Ex-Russell McVeagh partner guilty of inappropriate sexual conduct at Christmas party
New Zealand Law Society praises victims for their courage and says case sets 'clear benchmark' for acceptable behaviour
A former partner at top New Zealand law firm Russell McVeagh has been found guilty of inappropriate sexual conduct towards summer clerks during a Christmas party in 2015.
The New Zealand Lawyers and Conveyancers Disciplinary Tribunal found six separate charges of misconduct in a professional capacity proved against James Gardner-Hopkins, who at the time of the incidents was the leader of the Auckland-headquartered firm’s environment, planning and natural resources group in Wellington.
When the allegations came to light in 2018, it sparked public demonstrations against Russell McVeagh, which apologised for the incidents and commissioned an independent enquiry into its workplace culture.
Five of the six charges — which were brought by the National Standards Committee on behalf of the New Zealand Law Society — related to Gardner-Hopkins' actions towards four summer clerks at the office party while the sixth charge related to his behaviour at a different firm function held at his home.
The tribunal found that Gardner-Hopkins had intimately touched four of the summer clerks inappropriately.

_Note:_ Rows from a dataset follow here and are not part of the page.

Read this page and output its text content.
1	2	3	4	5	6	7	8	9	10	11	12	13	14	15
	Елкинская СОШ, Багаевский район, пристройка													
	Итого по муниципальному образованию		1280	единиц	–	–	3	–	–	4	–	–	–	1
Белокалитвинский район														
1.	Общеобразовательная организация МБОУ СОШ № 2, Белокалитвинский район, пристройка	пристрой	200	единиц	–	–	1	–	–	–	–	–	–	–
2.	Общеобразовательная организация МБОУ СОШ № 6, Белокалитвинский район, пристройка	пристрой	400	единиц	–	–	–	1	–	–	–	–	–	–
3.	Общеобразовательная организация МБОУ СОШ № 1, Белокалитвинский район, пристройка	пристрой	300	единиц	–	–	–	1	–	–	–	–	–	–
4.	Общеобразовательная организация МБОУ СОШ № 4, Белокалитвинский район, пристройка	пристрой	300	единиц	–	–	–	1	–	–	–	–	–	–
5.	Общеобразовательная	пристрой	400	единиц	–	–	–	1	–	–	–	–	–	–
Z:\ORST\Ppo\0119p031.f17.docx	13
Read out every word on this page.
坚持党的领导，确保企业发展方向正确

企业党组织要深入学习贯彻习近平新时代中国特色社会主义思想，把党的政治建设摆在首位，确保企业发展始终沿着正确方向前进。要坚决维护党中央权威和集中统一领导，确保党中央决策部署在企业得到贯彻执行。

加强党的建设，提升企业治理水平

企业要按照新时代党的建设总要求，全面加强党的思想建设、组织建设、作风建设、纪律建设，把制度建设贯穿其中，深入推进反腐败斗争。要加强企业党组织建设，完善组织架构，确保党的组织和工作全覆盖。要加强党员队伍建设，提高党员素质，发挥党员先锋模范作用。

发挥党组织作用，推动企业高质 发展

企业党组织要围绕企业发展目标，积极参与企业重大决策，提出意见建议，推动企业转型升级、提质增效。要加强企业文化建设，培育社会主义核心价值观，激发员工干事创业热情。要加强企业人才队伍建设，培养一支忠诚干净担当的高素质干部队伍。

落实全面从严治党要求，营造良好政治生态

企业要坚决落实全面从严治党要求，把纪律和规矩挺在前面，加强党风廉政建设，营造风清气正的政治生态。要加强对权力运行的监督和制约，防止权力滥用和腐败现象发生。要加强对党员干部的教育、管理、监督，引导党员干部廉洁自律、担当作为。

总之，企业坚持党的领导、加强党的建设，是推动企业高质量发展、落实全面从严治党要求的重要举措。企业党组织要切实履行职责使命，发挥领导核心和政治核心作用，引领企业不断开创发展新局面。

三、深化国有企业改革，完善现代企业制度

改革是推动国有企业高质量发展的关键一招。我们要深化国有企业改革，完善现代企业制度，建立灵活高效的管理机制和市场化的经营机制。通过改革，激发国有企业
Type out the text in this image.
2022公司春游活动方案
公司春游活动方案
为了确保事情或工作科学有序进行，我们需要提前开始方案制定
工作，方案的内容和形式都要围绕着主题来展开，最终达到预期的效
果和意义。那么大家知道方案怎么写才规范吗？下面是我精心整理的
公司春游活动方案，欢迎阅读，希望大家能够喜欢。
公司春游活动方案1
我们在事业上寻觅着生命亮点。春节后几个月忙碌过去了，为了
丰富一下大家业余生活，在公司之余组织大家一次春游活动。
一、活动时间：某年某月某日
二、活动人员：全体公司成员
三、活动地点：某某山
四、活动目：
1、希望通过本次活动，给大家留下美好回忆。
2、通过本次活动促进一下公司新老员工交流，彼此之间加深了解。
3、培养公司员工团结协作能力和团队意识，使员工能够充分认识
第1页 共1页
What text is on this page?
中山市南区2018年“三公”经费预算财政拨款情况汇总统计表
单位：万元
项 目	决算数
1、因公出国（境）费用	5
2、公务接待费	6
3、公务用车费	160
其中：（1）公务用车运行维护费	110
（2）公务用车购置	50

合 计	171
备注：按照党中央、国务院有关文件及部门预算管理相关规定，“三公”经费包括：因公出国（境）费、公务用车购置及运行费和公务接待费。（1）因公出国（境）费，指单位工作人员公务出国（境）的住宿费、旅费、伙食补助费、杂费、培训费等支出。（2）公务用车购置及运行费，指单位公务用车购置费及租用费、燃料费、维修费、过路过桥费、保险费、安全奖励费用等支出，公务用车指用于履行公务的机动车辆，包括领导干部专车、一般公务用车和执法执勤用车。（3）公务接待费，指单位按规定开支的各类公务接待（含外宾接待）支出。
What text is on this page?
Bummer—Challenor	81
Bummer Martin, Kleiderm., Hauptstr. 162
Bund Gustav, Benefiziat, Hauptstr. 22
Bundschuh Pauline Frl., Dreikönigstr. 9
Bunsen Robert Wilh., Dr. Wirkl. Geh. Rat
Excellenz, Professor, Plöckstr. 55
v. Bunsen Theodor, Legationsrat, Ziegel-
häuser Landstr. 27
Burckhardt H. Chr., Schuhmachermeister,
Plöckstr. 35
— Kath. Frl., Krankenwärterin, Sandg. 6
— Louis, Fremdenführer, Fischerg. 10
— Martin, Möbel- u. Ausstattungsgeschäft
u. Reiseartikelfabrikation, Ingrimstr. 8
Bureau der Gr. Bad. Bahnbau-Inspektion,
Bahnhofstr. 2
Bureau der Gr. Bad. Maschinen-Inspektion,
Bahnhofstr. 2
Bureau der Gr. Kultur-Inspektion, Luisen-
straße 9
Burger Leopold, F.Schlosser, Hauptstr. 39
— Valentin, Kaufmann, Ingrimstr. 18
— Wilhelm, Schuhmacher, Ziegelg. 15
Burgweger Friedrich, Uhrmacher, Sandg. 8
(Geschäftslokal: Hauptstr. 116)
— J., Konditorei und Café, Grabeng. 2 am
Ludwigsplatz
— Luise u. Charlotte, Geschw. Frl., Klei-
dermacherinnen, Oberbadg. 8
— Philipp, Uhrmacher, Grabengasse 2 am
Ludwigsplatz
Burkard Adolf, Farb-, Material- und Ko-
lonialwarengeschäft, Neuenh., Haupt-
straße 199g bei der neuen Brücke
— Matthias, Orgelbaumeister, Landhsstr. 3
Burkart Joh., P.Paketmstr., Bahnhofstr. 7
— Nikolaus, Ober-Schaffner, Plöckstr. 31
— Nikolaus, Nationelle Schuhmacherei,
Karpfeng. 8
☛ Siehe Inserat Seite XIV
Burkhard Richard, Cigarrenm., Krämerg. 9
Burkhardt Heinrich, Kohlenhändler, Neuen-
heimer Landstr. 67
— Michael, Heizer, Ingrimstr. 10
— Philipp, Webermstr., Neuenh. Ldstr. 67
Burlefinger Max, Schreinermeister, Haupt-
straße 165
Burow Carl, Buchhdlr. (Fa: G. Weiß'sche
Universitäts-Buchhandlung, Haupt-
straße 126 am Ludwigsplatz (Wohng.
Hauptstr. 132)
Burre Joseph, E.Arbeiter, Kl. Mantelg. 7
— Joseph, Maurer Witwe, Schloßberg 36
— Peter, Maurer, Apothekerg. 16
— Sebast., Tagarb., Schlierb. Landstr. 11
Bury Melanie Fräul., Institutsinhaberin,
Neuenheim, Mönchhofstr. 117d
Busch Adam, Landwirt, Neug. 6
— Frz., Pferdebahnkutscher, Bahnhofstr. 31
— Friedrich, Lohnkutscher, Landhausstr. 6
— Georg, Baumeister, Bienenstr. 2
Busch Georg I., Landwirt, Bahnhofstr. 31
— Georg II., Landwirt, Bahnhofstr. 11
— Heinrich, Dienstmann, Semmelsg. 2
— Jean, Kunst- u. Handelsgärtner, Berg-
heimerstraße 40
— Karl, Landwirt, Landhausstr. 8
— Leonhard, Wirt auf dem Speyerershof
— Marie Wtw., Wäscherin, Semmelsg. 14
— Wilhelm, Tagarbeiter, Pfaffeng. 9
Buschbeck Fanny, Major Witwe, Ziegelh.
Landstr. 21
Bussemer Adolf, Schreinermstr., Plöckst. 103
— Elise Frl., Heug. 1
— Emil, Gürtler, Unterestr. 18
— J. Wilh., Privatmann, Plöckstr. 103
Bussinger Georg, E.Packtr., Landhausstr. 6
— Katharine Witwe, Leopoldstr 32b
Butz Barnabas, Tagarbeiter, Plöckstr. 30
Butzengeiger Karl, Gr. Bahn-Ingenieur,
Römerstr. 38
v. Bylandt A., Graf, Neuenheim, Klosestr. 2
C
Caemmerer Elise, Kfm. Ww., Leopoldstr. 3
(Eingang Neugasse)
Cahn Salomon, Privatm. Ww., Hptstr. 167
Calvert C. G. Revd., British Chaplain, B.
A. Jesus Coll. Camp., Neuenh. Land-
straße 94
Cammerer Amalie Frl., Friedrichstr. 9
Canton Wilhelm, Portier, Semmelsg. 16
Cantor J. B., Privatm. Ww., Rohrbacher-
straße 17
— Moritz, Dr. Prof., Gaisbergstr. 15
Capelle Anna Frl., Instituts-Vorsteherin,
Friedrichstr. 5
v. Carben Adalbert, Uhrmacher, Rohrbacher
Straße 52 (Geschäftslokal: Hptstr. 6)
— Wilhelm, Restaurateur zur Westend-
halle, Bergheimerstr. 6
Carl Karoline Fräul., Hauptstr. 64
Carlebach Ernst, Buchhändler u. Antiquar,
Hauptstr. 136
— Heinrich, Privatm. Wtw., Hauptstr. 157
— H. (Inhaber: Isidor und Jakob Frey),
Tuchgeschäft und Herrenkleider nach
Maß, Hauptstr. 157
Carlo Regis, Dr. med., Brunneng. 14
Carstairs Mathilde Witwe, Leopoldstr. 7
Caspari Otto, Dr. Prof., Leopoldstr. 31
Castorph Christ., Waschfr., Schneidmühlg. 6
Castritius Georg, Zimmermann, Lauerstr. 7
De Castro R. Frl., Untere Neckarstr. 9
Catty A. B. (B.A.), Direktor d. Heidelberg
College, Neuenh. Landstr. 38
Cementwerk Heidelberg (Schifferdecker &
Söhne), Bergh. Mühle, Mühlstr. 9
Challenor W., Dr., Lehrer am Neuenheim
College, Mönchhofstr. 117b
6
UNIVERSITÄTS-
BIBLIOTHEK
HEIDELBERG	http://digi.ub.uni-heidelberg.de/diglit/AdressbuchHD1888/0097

This related to the first five charges. The sixth charge, involving a fifth summer clerk, involved ‘kissing and intimate touching’ which the tribunal described as ‘disgraceful and dishonourable’ given ‘the enormous power imbalance between the partner and head of the team, and the summer clerk’.
According to the judgement, which was published on 24 June, Gardner-Hopkins paid 'little or no regard' to his professional obligations in respect of his interaction with others. It found his stated intention to purposely get drunk at the Christmas party and his neglect to 'pay any attention' to the type of behaviour required of him at a firm function represented a 'clear failure'.
Alongside the need for senior lawyers to exhibit model appropriate behaviour, the tribunal noted that Gardner-Hopkins should have been aware of the 'obvious' power imbalance between a partner and junior staff members at a social function.
'It is a mark of shame for the profession that its most junior members have shouldered the burden of bringing these events to notice, but it reflects only positively on them,' the tribunal said in its concluding observations.
The case originally came to light nearly three years after the summer clerks first reported the incidents to Russell McVeagh’s human resources department. Gardner-Hopkins had been required to leave the firm in early 2016, according to the judgement, although his identity was only revealed following the conclusion of tribunal.
The tribunal said it had considered the possibility that the complainants’ recollection of events may have been influenced by the discussions among witnesses and the passage of time, but was 'impressed by the care taken by the witnesses to recount events from their own memory'.
'On more than one occasion, the witness referred to a clear memory of how she had felt at the time, because even if peripheral details had been lost to memory, the feeling (including that of powerlessness) had not,' the tribunal said.
On the question of whether Gardner-Hopkins’ actions took place during 'the provision of regulated services' — a criteria that separates charges of misconduct and ‘personal conduct’ — the tribunal found that since the incidents took place at firm-sponsored social events financed by its entertainment budget and attended exclusively by Russell McVeagh lawyers and staff, the conduct was not “unconnected with the provision of regulated services”.
Responding to the decision, Tiana Epati, president of the New Zealand Law Society, said the case set a “clear benchmark for the standards expected of lawyers not only within an office environment but when attending work functions and events”.
“I want to acknowledge the courage of the victims and witnesses who came forward and bravely gave evidence for the National Standards Committee. This is an important case for the legal profession,” she said.
Epati added that new rules governing the behaviour of lawyers with an emphasis on bullying and harassment are set to come into force in July, including new reporting requirements “which emphasise the shared responsibility of law firm partners to ensure this behaviour does not happen”.
Russell McVeagh said it cooperated with the Law Society’s investigation and acknowledged that the events in question were unacceptable. The Law Society and Russell McVeagh have both said they will not be commenting further as the case remains before the tribunal for a penalty hearing.
Last November, former Freshfields Bruckhaus Deringer partner Ryan Beckwith successfully appealed a misconduct finding against him after the High Court ruled his sexual activity with an associate had not breached professional rules because it had been deemed to be consensual. The tribunal concluded he had not exploited his professional status to take unfair advantage of the associate.
However, last June, former Baker McKenzie London managing partner Gary Senior was fined £55,000 with £48,000 costs for serious professional misconduct after he had attempted to embrace and kiss a junior fee earner in a hotel room in what the susbsequent judgement said amounted to ‘an extraordinary abuse of his position’.